Europe has approximately six weeks of jet fuel remaining, International Energy Agency Executive Director Fatih Birol warned Thursday, saying flight cancellations could follow “soon” if the Iran war continues to block oil shipments through the Strait of Hormuz.

“In Europe, we have maybe six weeks or so (of) jet fuel left,” Birol told the Associated Press from his Paris office. “If we are not able to open the Strait of Hormuz … I can tell you soon we will hear the news that some of the flights from city A to city B might be canceled as a result of lack of jet fuel.”

The warning marks a new threshold in what Birol called “the largest energy crisis we have ever faced,” with more than 110 oil-laden tankers and over 15 liquefied natural gas carriers stranded in the Persian Gulf and unable to reach world markets. Nearly 20% of the world’s traded oil passes through the Strait of Hormuz in peacetime.

Airlines cut flights, monitor fuel stocks

Dutch carrier KLM said it is cutting 160 flights to and from Amsterdam’s Schiphol airport in May — about 1% of its total European routes — citing “rising kerosene costs.” The airline said a limited number of flights were “no longer financially viable to operate.”

KLM and U.K.-based budget carrier easyJet both said Thursday they were not experiencing current fuel shortages, without elaborating on the IEA warning. U.S. carrier Delta Air Lines said it was aware of Europe’s “potential jet fuel supply issue” and monitoring the situation, though it did not expect immediate impacts. All three carriers have already absorbed higher costs from the disruption.

Beyond cancellations, some carriers are also raising ticket fares and add-on fees in response to elevated fuel costs, Birol said.

Recession risk if strait stays closed

Birol said the economic consequences of a prolonged closure would extend well beyond aviation. “Many government leaders tell me that if Hormuz is not open until (the) end of May, many countries — starting from the weaker economies — are going to face huge challenges,” he said, warning of outcomes ranging from high inflation to recession.

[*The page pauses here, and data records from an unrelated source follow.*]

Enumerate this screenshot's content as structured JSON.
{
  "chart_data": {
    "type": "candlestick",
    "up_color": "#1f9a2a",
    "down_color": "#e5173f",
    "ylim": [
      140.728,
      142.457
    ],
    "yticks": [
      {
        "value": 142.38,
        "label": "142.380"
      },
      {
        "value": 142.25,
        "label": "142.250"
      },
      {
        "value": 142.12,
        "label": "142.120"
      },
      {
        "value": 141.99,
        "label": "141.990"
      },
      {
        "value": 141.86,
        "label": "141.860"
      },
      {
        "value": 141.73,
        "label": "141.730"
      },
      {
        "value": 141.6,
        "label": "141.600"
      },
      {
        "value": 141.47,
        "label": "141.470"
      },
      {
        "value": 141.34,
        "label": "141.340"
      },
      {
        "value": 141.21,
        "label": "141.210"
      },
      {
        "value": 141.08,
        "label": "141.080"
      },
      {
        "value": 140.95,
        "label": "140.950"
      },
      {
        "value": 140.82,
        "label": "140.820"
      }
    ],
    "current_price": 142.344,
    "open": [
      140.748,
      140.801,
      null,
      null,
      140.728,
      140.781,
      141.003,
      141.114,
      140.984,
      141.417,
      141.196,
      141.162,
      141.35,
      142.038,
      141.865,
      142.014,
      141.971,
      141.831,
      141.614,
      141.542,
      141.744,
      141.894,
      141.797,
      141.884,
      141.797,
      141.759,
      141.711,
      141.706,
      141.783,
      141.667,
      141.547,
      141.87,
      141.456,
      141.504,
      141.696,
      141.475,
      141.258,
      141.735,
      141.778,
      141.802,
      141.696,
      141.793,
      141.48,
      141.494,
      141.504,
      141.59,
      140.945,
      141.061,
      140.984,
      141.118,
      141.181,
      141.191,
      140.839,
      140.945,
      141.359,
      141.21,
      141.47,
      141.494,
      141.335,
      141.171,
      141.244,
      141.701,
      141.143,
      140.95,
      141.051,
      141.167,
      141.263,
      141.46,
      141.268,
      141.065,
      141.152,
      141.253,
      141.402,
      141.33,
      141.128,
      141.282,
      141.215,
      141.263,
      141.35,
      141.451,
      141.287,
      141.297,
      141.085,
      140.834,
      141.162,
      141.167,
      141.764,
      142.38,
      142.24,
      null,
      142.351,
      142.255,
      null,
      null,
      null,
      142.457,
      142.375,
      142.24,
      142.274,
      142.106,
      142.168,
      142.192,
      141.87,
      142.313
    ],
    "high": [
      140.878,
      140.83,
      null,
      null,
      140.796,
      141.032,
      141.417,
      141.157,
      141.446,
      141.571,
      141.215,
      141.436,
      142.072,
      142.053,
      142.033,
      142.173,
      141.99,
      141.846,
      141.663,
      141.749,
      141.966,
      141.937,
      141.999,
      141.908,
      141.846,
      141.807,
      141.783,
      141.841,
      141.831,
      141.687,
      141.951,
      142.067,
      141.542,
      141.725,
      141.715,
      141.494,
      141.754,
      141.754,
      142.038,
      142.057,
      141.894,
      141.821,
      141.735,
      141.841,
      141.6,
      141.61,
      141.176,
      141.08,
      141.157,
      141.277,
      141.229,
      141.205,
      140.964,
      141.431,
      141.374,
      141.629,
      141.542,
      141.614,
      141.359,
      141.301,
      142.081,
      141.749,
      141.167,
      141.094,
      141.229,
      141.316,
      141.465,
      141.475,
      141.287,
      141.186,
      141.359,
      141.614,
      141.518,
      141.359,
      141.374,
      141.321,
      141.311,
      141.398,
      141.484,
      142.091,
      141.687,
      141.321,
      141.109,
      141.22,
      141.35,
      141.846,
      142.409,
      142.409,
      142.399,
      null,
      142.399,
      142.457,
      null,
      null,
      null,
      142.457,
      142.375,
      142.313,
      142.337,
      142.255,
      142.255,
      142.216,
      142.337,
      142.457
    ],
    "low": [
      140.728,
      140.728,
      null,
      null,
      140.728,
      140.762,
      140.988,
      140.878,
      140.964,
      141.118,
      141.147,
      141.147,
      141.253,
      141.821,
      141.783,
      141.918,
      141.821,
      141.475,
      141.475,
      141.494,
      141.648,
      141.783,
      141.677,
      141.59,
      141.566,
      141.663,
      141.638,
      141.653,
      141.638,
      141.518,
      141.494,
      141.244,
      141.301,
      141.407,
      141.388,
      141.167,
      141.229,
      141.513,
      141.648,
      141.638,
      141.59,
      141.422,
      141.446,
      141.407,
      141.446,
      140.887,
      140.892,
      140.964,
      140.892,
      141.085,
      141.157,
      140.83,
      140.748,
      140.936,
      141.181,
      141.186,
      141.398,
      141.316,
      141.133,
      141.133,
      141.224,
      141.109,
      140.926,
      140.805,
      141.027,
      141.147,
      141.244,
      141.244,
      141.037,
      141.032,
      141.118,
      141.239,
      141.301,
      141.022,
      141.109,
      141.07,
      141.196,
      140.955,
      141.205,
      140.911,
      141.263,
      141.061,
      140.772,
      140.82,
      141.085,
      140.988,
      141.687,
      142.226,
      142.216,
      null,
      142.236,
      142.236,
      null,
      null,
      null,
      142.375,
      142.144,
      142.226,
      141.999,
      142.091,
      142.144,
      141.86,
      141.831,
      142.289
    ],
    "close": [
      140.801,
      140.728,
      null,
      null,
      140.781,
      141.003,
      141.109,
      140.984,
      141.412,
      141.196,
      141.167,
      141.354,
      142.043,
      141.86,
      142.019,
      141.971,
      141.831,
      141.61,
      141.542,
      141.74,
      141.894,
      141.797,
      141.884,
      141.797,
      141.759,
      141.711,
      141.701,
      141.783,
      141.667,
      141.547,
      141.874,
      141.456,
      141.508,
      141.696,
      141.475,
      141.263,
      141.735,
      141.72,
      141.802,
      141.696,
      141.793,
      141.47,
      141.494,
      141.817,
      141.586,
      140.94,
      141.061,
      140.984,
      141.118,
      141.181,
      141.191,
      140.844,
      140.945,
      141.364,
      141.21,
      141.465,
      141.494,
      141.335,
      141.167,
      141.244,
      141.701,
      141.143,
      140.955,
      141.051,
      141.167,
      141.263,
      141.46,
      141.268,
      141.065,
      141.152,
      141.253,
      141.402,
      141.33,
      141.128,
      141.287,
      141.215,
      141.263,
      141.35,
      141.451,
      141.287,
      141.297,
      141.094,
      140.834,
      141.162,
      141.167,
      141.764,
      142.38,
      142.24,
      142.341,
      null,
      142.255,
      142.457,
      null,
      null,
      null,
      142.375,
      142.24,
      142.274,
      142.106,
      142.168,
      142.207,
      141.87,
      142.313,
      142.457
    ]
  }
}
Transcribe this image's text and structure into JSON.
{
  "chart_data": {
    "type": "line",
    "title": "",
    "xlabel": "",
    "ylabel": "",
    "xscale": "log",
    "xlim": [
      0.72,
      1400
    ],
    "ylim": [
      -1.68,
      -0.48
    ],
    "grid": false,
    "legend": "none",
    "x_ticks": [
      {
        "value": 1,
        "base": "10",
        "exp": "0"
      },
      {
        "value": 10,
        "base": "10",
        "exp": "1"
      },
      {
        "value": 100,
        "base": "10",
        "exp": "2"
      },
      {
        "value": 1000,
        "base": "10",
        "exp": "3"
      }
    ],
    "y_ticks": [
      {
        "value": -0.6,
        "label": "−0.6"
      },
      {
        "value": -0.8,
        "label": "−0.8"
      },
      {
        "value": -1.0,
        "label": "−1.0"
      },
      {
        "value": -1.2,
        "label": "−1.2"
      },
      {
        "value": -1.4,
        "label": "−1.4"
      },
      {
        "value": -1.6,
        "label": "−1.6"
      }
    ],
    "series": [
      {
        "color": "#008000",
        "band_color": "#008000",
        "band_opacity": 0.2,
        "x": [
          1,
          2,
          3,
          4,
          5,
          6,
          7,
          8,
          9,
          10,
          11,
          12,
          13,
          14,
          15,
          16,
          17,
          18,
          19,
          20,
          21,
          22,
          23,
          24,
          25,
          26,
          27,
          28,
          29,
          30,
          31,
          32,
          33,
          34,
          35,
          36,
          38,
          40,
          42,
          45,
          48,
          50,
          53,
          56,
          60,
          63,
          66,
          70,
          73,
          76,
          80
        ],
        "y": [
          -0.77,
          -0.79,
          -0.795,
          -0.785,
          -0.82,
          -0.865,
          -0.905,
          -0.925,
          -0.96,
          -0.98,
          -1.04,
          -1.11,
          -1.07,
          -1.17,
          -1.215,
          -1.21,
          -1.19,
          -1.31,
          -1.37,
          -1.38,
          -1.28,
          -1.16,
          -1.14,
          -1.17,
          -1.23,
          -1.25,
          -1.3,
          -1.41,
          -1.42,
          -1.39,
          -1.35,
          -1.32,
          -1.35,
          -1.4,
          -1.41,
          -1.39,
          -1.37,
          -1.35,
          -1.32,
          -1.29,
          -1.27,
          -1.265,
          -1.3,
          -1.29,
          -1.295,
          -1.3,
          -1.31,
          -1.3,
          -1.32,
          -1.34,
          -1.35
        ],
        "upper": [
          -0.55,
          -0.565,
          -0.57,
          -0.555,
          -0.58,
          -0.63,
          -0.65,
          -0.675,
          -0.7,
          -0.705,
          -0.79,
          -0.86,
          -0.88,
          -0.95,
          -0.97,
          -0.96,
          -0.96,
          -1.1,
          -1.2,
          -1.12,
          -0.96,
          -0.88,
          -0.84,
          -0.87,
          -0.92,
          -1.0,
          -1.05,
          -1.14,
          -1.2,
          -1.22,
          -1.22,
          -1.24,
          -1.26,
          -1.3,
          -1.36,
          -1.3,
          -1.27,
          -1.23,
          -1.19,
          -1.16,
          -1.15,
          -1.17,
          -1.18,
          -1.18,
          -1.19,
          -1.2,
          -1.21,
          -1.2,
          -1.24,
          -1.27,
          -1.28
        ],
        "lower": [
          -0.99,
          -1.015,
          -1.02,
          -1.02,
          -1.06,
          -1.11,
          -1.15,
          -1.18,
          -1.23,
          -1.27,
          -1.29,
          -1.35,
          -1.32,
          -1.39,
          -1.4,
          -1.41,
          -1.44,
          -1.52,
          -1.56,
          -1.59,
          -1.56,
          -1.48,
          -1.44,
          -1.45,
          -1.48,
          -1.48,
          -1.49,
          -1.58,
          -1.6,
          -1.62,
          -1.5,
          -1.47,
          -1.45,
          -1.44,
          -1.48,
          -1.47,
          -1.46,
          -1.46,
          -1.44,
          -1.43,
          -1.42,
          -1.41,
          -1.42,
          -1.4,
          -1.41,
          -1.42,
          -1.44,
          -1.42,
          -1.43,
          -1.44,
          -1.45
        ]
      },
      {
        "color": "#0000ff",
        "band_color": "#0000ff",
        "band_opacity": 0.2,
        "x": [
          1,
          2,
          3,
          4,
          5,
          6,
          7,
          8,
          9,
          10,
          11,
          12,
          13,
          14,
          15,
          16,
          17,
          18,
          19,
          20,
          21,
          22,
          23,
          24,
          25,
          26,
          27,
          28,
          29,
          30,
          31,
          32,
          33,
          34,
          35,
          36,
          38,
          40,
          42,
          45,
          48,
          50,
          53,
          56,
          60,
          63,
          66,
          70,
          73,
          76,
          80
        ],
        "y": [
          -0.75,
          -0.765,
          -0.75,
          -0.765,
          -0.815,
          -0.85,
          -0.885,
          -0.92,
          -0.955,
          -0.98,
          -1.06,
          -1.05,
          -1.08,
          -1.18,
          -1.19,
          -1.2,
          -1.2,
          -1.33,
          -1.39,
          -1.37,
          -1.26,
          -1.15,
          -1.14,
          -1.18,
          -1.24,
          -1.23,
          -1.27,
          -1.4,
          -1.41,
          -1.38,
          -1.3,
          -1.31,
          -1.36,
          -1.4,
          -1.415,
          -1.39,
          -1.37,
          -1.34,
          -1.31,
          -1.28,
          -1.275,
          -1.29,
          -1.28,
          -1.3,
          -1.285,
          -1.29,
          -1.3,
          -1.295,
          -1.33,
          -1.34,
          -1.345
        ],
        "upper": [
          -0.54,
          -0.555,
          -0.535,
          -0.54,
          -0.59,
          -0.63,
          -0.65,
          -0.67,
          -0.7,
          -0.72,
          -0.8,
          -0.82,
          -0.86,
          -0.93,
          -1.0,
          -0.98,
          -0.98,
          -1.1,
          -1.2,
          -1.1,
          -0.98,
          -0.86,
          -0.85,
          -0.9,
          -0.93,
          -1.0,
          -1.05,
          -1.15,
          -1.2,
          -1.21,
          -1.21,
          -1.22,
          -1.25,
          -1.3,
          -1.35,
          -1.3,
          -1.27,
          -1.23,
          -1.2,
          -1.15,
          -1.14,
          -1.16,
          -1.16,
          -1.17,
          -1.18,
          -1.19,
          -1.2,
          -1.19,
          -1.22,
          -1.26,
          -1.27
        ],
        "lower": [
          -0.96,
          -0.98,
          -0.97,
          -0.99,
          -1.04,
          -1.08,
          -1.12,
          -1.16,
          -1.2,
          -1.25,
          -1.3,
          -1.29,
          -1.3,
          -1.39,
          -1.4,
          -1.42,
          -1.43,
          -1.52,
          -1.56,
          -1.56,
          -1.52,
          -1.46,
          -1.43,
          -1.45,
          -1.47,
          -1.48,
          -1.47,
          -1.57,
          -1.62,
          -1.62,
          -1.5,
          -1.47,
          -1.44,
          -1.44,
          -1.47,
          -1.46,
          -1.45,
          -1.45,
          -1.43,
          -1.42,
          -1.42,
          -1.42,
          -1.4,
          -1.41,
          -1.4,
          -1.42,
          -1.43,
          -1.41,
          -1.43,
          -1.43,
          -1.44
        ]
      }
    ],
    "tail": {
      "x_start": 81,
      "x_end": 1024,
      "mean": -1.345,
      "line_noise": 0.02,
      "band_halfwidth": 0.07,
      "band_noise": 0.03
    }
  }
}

He described the pain as unevenly distributed. “The countries who will suffer the most will not be those whose voice are heard a lot. It will be mainly the developing countries. Poorer countries in Asia, in Africa and in Latin America,” said Birol, a Turkish economist who has led the IEA since 2015.

“Some countries may be richer than the others. Some countries may have more energy than the others, but no country, no country is immune to this crisis,” he added.

Toll system draws IEA objection

Birol also objected to a “toll booth” arrangement that Iran has applied to some ships, allowing passage through the strait for a fee. He cautioned that allowing the system to persist could set a precedent for other critical global shipping lanes, including the Malacca Strait in Asia.

“If we change it once, it may be difficult to get it back,” he said. “I would like to see that the oil flows unconditionally from the point A to point B.”

Infrastructure damage slows recovery

Even if a peace deal were struck, the recovery would take time. Birol said more than 80 key energy assets in the region have been damaged, with more than one-third severely or very severely damaged.

“It will be extremely optimistic to believe that it will be very quick,” he said, projecting that restoring pre-conflict production levels could take up to two years.

The IEA, which advises governments on energy policy and coordinated a record release of emergency oil reserves earlier in the crisis, has warned for years about the strategic importance of the Strait of Hormuz, Birol said.

“Energy and geopolitics have been always interwoven,” he said. “But I have never, ever seen … such a dark and long shadow of geopolitics.”